Consequently, none were preserved for posterity—until now.
This past summer, when water levels were
low, SIUC faculty and students photographed, mapped, and restored part
of a circa-1800 flatboat discovered by local resident John Schwegman in
the Ohio River near the tiny town of Olmstead, Ill.
About half of the bottom of the original
boat remains, although one 45-foot-long gunwale is intact. The boat was
originally 45 feet long and 12 feet wide. The gunwales were split from
the same tree. Made entirely of oak, the boat was fitted together with
wooden pegs, not nails.
"There are only about a half-dozen first-hand
accounts of how these boats were put together," says Mark Wagner, a researcher
with SIUC's Center for Archaeological
Investigations who led the effort. "This was put together differently
than any of the written accounts."
The flatboat era on the Ohio River began
about 1780, he says, and continued through about 1900, when the locks on
the river forced the clumsy boats into oblivion. The flatboats couldn't
navigate through the locks.
Robert Swenson, an assistant professor
of architectural studies who assisted in the project, says flatboats are
historically important because their wood often was reused to construct
many of the first buildings—the first architectural features—in the region.

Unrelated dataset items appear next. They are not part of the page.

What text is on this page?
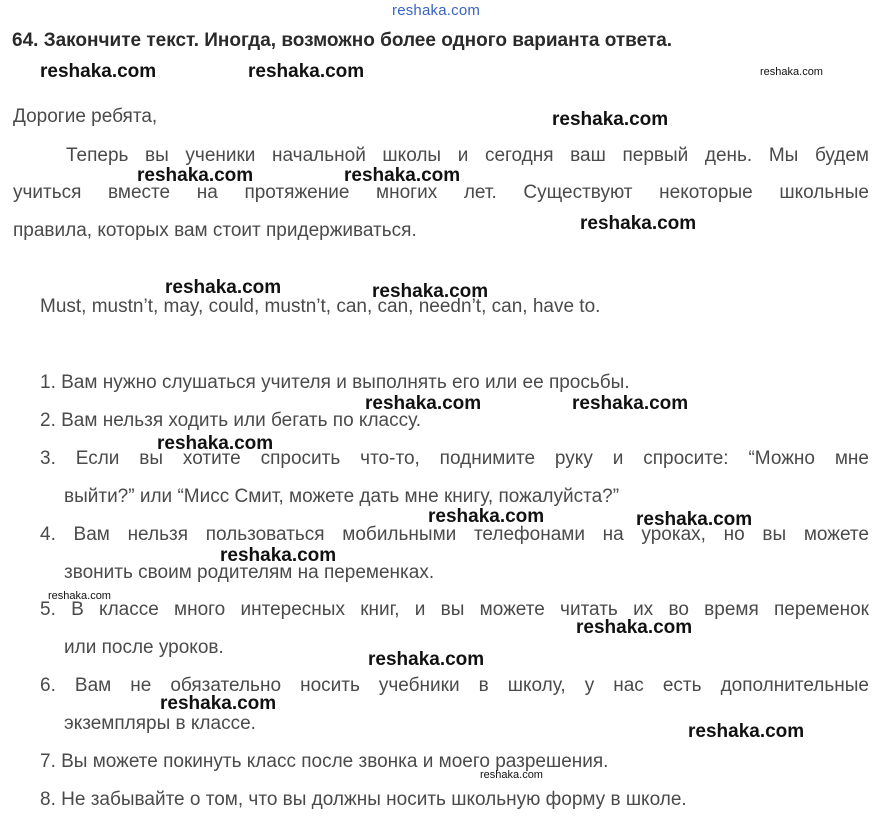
reshaka.com
64. Закончите текст. Иногда, возможно более одного варианта ответа.
Дорогие ребята,
Теперь вы ученики начальной школы и сегодня ваш первый день. Мы будем
учиться вместе на протяжение многих лет. Существуют некоторые школьные
правила, которых вам стоит придерживаться.
Must, mustn’t, may, could, mustn’t, can, can, needn’t, can, have to.
1. Вам нужно слушаться учителя и выполнять его или ее просьбы.
2. Вам нельзя ходить или бегать по классу.
3. Если вы хотите спросить что-то, поднимите руку и спросите: “Можно мне
выйти?” или “Мисс Смит, можете дать мне книгу, пожалуйста?”
4. Вам нельзя пользоваться мобильными телефонами на уроках, но вы можете
звонить своим родителям на переменках.
5. В классе много интересных книг, и вы можете читать их во время переменок
или после уроков.
6. Вам не обязательно носить учебники в школу, у нас есть дополнительные
экземпляры в классе.
7. Вы можете покинуть класс после звонка и моего разрешения.
8. Не забывайте о том, что вы должны носить школьную форму в школе.
reshaka.com	reshaka.com	reshaka.com
reshaka.com
reshaka.com	reshaka.com
reshaka.com
reshaka.com	reshaka.com
reshaka.com	reshaka.com
reshaka.com
reshaka.com	reshaka.com
reshaka.com
reshaka.com
reshaka.com
reshaka.com
reshaka.com
reshaka.com
reshaka.com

"Knowing this history is a guide for future regional planning and development,"
he says.
Wagner found himself in a race against
the river as it began to rise and re-submerge the boat. The team had to
fill the boat with gravel to keep it intact until next year's low water
levels. Wagner hopes that all or part of the boat can be removed to a museum
at that time if grant money becomes available.